« La
brume est dense, poisseuse,. Si palpable que je parviens à la sentir au bout de mes doigts engourdis. Elle m'enveloppe de ses bras monstrueux. M'empêche tout mouvement. Me garrotte et me rend aveugle.Un mur de vapeur froide me maintient hors du temps. Masse imperceptible où il est vain de me débattre. J'éprouve de la peur. Ainsi que cette folie contagieuse, en embuscade. Elle se faufile comme une mélodie exaspérante qui fredonne encore et encore. (...) A chaque pas, la distance s'allonge, me condamnant à errer sur ce fil tendu. le vent se lève. Il est froid. Viscéral.
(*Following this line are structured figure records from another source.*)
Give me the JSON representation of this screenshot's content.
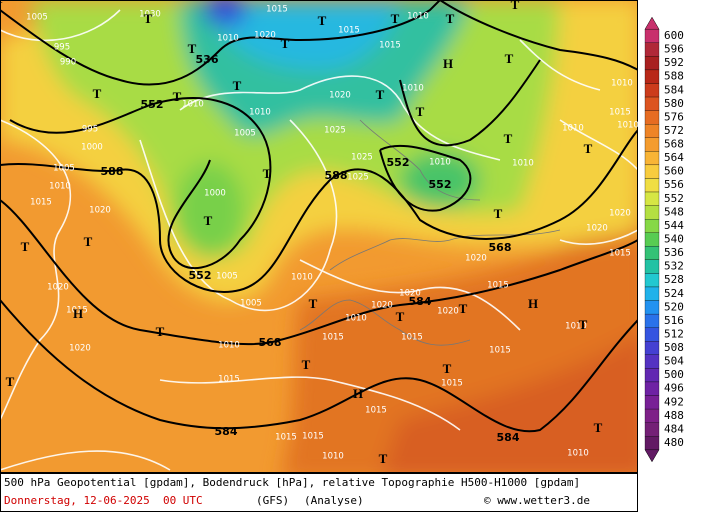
{
  "colorbar": {
    "ticks": [
      600,
      596,
      592,
      588,
      584,
      580,
      576,
      572,
      568,
      564,
      560,
      556,
      552,
      548,
      544,
      540,
      536,
      532,
      528,
      524,
      520,
      516,
      512,
      508,
      504,
      500,
      496,
      492,
      488,
      484,
      480
    ],
    "colors": [
      "#c8306c",
      "#b02838",
      "#a82020",
      "#b82818",
      "#cc3c1c",
      "#dc5420",
      "#e66c22",
      "#ee8426",
      "#f49c2e",
      "#f8b436",
      "#f8cc3e",
      "#f0de44",
      "#d6e644",
      "#b4e042",
      "#86d846",
      "#58cc52",
      "#34c276",
      "#22c2a4",
      "#22c8d0",
      "#20b2ea",
      "#2292f0",
      "#2a72ea",
      "#3454e0",
      "#4440d2",
      "#5432c2",
      "#6228b2",
      "#6e22a4",
      "#782096",
      "#7e2088",
      "#742076",
      "#621a64"
    ]
  },
  "map_labels": [
    "536",
    "552",
    "588",
    "552",
    "588",
    "552",
    "552",
    "568",
    "584",
    "568",
    "584",
    "584",
    "1005",
    "995",
    "990",
    "1010",
    "1020",
    "1015",
    "1015",
    "1010",
    "1015",
    "1010",
    "1010",
    "1005",
    "1020",
    "1025",
    "1025",
    "1025",
    "1010",
    "1010",
    "1000",
    "1005",
    "1005",
    "1010",
    "1010",
    "1015",
    "1010",
    "1020",
    "1020",
    "1015",
    "1015",
    "1015",
    "1015",
    "1015",
    "1015",
    "1015",
    "1015",
    "1010",
    "1010",
    "1010",
    "1010",
    "1015",
    "1010",
    "1020",
    "1020",
    "1015",
    "1010",
    "1000",
    "995",
    "1005",
    "1010",
    "1015",
    "1020",
    "1020",
    "1015",
    "1020",
    "1030",
    "1010",
    "1020",
    "1020",
    "T",
    "T",
    "T",
    "T",
    "T",
    "T",
    "T",
    "H",
    "T",
    "T",
    "T",
    "T",
    "T",
    "T",
    "T",
    "T",
    "T",
    "T",
    "T",
    "T",
    "T",
    "H",
    "T",
    "T",
    "T",
    "T",
    "H",
    "T",
    "T",
    "T",
    "H",
    "T",
    "T",
    "T",
    "T"
  ],
  "footer": {
    "line1": "500 hPa Geopotential [gpdam], Bodendruck [hPa], relative Topographie H500-H1000 [gpdam]",
    "date": "Donnerstag, 12-06-2025  00 UTC",
    "model": "(GFS)",
    "run": "(Analyse)",
    "credit": "© www.wetter3.de"
  }
}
Il m'arrache à ce fragile équilibre et, en traître me pousse à la chute. le vide m'accueille comme il l'a toujours fait : muni de sa gueule immonde. Ses crocs se referment sur mon âme, la déchiquettent et la réduisent à néant. Seul le remords existe. Il taraude mes souvenirs. Souffrance infinie qui persiste. C'en est presque exaltant de se laisser mourir. Alors les ténèbres m'envahissent. Et la
brume m'a à sa merci. Comme avant. Comme toujours. »
Dès les premières pages,
David Ruiz Martin installe une atmosphère remarquablement anxiogène, utilisant parfaitement tout le potentiel d'une
brume quasi maléfique ( j'ai adoré la référence au chef d'oeuvre de
Stephen King,
Brume, masse blanchâtre, épaisse et informe qui suscite l'inquiétude des habitants ) qui s'est abattue le jour où le narrateur, Donovan Lorrence, alors âgé de 14 ans, a été agressé avec son frère cadet, disparu à jamais.
Après la mort de son père, quarante ans
après, il revient à Neufchâtel, sur les lieux du drame pour faire la lumière sur la disparition de son frère, jamais élucidée.
Autant le machiavélique scénario de son précédent roman,
Seule la haine, m'avait totalement et d'emblée happée, autant le rythme de
Requiem des ombres m'a semblé très lent. L'auteur décrit parfaitement les affres de la culpabilité, les mécanismes du deuil impossible et du désir de vengeance, mais les redondances des répétitions creusant la psyché de l'âme tourmenté du personnage principal finissent par alourdir le récit, par entrainer des longueurs et donc à lasser.
Le récit rebondit grâce à l'irruption du personnage d'Iris, mystérieuse jeune femme doté d'un pouvoir très spécial. Elle va aider Donovan dans sa quête de vérité et lui redonner confiance en lui permettant d'ouvrir une part de lui totalement insoupçonnée. Je ne suis pas particulièrement férue de thriller fantastique, mais dans celui-ci, le dosage entre réalité et surnaturel est très bien dosé pour les esprits cartésiens comme moi. Les cinquante dernières pages retrouvent efficacité et maitrise, surprenant le lecteur par une fin à la fois originale, convaincante et spectaculaire, aux frontières du réel, emportant le lecteur vers un questionnement quasi existentialiste sur la place du destin dans nos existences.